One thing you can do is go to home depot and they have a dimmer switch that you can plug a light into so if the 100w is a little to much you can dial it back till you get it where you want it


----------



## Diablo (Jun 29, 2012)

I've been getting my 20g long enclosure set up for my new tegu too, and I was thinking the same thing. I got a 100w too, but I'm thinking about getting a dimmer switch like Ujarak said because I just tested my thermostats that I have and my room is about 90 degrees normally (my a/c doesn't work) and I feel like a 100w will heat the little tank up way past 100 degrees. One question I have though is how long do I keep the heating bulb on and how long do I keep the uvb bulb on? The person I talked to at my local reptile shop said 12 hours for the uvb and that I should keep the heating bulb on just all the time, but he's just a kid so I didn't really know if I should trust what he said or not. Lastly anyone know an easy way to test a hygrometer to see if its working correctly, mine says its only 39% in my room, but I live in MD and I know for sure that it isn't 40% in here haha.


----------



## chelvis (Jun 30, 2012)

Personally I would ditch the 20gallon Long tank and get a 40 gallon. A 20 long will not last you very long at all. I had Bosco in a 20 long for a month before I moved him into a 40 gallon breeder, then 8 months later into a 4 foot x 2 foot wooden cage. 

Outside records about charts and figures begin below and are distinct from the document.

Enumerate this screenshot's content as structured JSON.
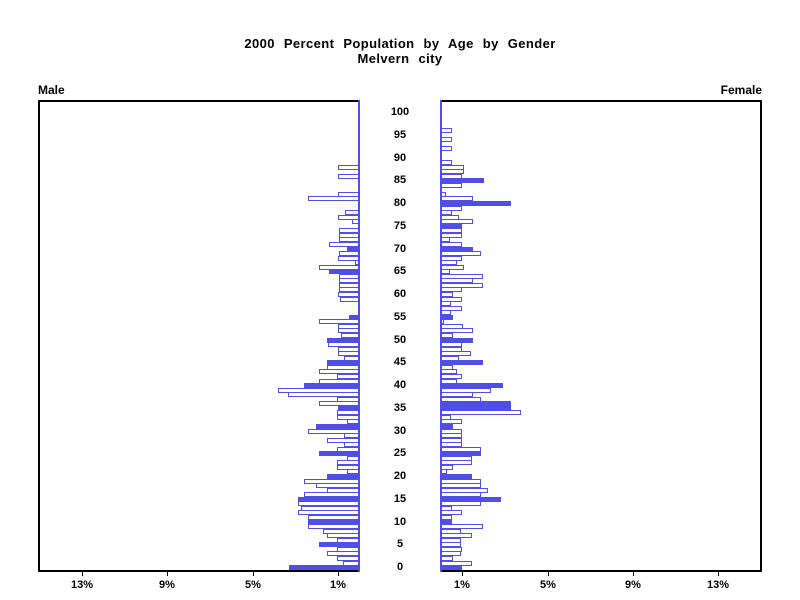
{
  "title": {
    "line1": "2000 Percent Population by Age by Gender",
    "line2": "Melvern city"
  },
  "panel_labels": {
    "left": "Male",
    "right": "Female"
  },
  "axes": {
    "age_tick_labels": [
      "0",
      "5",
      "10",
      "15",
      "20",
      "25",
      "30",
      "35",
      "40",
      "45",
      "50",
      "55",
      "60",
      "65",
      "70",
      "75",
      "80",
      "85",
      "90",
      "95",
      "100"
    ],
    "male_pct_tick_labels": [
      "13%",
      "9%",
      "5%",
      "1%"
    ],
    "female_pct_tick_labels": [
      "1%",
      "5%",
      "9%",
      "13%"
    ],
    "pct_tick_values": [
      1,
      5,
      9,
      13
    ]
  },
  "colors": {
    "bar_blue": "#4f4fe8",
    "frame_black": "#000000",
    "background": "#ffffff"
  },
  "chart_data": {
    "type": "bar",
    "subtype": "population-pyramid",
    "title": "2000 Percent Population by Age by Gender",
    "subtitle": "Melvern city",
    "unit": "percent of population",
    "age_range": [
      0,
      100
    ],
    "xlim_each_side": [
      0,
      15
    ],
    "series": [
      {
        "name": "Male",
        "values_by_age": [
          3.3,
          0.75,
          1.05,
          1.5,
          1.05,
          1.9,
          1.05,
          1.5,
          1.7,
          2.4,
          2.4,
          2.4,
          2.85,
          2.7,
          2.85,
          2.85,
          2.6,
          1.5,
          2.0,
          2.6,
          1.5,
          0.55,
          1.05,
          1.05,
          0.55,
          1.9,
          1.05,
          0.7,
          1.5,
          0.7,
          2.4,
          2.0,
          0.55,
          1.05,
          1.05,
          1.0,
          1.9,
          1.05,
          3.35,
          3.8,
          2.6,
          1.9,
          1.05,
          1.9,
          1.5,
          1.5,
          0.7,
          1.0,
          1.0,
          1.45,
          1.5,
          0.85,
          1.0,
          1.0,
          1.9,
          0.45,
          0,
          0,
          0,
          0.9,
          1.0,
          0.95,
          0.95,
          0.95,
          0.95,
          1.4,
          1.9,
          0.2,
          1.0,
          0.95,
          0.55,
          1.4,
          0.95,
          0.95,
          0.95,
          0,
          0.35,
          1.0,
          0.65,
          0,
          0,
          2.4,
          1.0,
          0,
          0,
          0,
          1.0,
          0,
          1.0,
          0,
          0,
          0,
          0,
          0,
          0,
          0,
          0,
          0,
          0,
          0,
          0
        ],
        "solid_highlight_ages": [
          0,
          5,
          10,
          15,
          20,
          25,
          31,
          35,
          40,
          45,
          50,
          55,
          65,
          70
        ]
      },
      {
        "name": "Female",
        "values_by_age": [
          1.0,
          1.45,
          0.55,
          0.95,
          1.0,
          0.95,
          0.95,
          1.45,
          0.95,
          1.95,
          0.5,
          0.5,
          1.0,
          0.5,
          1.9,
          2.8,
          1.9,
          2.2,
          1.9,
          1.9,
          1.45,
          0.3,
          0.55,
          1.45,
          1.45,
          1.9,
          1.9,
          0.97,
          0.97,
          0.97,
          0.97,
          0.55,
          1.0,
          0.45,
          3.75,
          3.3,
          3.3,
          1.9,
          1.5,
          2.35,
          2.9,
          0.75,
          1.0,
          0.75,
          0.55,
          1.95,
          0.85,
          1.4,
          0.97,
          0.97,
          1.5,
          0.55,
          1.5,
          1.05,
          0.15,
          0.55,
          0.45,
          0.97,
          0.45,
          0.97,
          0.55,
          0.97,
          1.95,
          1.5,
          1.95,
          0.4,
          1.1,
          0.75,
          1.0,
          1.9,
          1.5,
          1.0,
          0.4,
          1.0,
          1.0,
          1.0,
          1.5,
          0.85,
          0.5,
          1.0,
          3.3,
          1.5,
          0.25,
          0,
          1.0,
          2.0,
          1.0,
          1.1,
          1.1,
          0.5,
          0,
          0,
          0.5,
          0,
          0.5,
          0,
          0.5,
          0,
          0,
          0,
          0
        ],
        "solid_highlight_ages": [
          0,
          10,
          15,
          20,
          25,
          31,
          35,
          36,
          40,
          45,
          50,
          55,
          70,
          75,
          80,
          85
        ]
      }
    ]
  }
}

As for heating, 100w non MVB can be placed on a plugged in dimmer so the heat can be adjusted. Its hard to say how much heat it will put out without knowing what the room temp is, is it placed right on the cage lid or hanging from a stand. Warning about placing the lamp right on the screened lid, many young tegus can jump and some have pushed over the lights before, so I always suggest a stand.


----------



## larissalurid (Jun 30, 2012)

chelvis said:


> Personally I would ditch the 20gallon Long tank and get a 40 gallon. A 20 long will not last you very long at all. I had Bosco in a 20 long for a month before I moved him into a 40 gallon breeder, then 8 months later into a 4 foot x 2 foot wooden cage.
> 
> As for heating, 100w non MVB can be placed on a plugged in dimmer so the heat can be adjusted. Its hard to say how much heat it will put out without knowing what the room temp is, is it placed right on the cage lid or hanging from a stand. Warning about placing the lamp right on the screened lid, many young tegus can jump and some have pushed over the lights before, so I always suggest a stand.

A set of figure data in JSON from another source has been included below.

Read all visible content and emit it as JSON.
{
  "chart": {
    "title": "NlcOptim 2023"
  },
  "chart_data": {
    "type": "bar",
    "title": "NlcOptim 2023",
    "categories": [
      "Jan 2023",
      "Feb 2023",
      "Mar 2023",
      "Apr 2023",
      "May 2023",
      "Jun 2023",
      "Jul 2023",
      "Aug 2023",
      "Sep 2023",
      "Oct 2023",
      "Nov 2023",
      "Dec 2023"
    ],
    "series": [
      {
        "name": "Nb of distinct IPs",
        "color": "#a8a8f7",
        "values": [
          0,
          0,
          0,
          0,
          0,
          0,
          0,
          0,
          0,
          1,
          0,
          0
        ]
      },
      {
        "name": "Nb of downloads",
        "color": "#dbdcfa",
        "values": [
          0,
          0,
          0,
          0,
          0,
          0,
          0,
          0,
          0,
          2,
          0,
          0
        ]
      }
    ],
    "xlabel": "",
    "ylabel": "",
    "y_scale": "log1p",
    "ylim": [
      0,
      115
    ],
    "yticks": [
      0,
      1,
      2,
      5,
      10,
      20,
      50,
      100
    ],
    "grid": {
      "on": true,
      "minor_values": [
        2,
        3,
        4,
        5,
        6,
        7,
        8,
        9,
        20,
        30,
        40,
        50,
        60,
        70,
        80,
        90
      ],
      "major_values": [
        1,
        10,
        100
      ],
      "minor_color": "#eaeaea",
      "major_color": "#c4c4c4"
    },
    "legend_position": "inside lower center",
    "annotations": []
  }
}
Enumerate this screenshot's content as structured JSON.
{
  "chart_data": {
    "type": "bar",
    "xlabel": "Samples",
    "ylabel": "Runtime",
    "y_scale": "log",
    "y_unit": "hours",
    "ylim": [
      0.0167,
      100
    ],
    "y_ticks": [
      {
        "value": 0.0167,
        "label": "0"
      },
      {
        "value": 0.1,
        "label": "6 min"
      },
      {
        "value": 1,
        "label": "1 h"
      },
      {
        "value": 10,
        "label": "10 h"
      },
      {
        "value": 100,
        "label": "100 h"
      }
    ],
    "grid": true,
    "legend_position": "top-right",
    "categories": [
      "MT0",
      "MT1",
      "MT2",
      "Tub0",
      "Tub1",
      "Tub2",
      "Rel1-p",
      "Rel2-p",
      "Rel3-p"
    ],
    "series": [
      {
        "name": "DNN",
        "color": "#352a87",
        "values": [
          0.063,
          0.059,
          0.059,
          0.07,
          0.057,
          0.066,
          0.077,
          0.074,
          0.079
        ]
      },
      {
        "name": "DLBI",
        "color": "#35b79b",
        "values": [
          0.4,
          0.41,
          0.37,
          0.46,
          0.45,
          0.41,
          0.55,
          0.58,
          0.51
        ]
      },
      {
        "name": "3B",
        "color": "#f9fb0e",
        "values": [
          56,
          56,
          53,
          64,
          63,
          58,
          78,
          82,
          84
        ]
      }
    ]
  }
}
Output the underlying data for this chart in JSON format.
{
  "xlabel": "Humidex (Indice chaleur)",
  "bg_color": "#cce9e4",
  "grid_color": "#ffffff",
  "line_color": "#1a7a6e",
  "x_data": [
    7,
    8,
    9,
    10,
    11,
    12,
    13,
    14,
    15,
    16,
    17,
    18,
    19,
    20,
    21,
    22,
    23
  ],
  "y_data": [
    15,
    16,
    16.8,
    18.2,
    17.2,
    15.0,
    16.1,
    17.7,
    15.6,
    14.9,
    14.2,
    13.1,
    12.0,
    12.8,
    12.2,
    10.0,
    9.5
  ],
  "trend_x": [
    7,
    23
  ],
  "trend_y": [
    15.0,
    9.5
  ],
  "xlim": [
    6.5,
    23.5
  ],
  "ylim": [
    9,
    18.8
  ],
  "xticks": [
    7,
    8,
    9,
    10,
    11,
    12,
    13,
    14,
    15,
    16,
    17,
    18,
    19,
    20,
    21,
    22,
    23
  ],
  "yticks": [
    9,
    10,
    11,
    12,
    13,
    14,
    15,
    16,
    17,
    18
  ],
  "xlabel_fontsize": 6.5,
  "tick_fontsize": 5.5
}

Yea I was considering the stand idea. I'm building the 7x3 or 8x4 and don't want to throw a baby in there right away...soo I thought a 20g long might be good for a little. Idk.. should I just build the large cage and forget about getting a light for the 20g long? I knew it wouldn't last long but I thought it might for like maybe 3 months or something. I mean I can definitely see how it wouldn't though...20g long is pretty small. Hm...I mean I guess I could try to put a divider in the large enclosure I'm building and just make part of it not accessible so he doesn't feel like he's in a huge space. idk now.


----------



## chelvis (Jun 30, 2012)

I know a few people in the past have used dividers. I am just saying that a 20 gallon is small for a very active lizard. My last hatchling I started off in a 55 gallon and she was moved to a 4x2 at around 8 months and did fine with the transition. She did go nuts in the 6x3 but thats because there was a male in there with her, lol.


----------



## larissalurid (Jun 30, 2012)

chelvis said:


> I know a few people in the past have used dividers. I am just saying that a 20 gallon is small for a very active lizard. My last hatchling I started off in a 55 gallon and she was moved to a 4x2 at around 8 months and did fine with the transition. She did go nuts in the 6x3 but thats because there was a male in there with her, lol.



Yea I do agree that 20g is quite small. Even my blue tongue skink who's 17 inches and was like a little less than 10 inches when I got him has always been in a 40g and a 20g would be quite small.


----------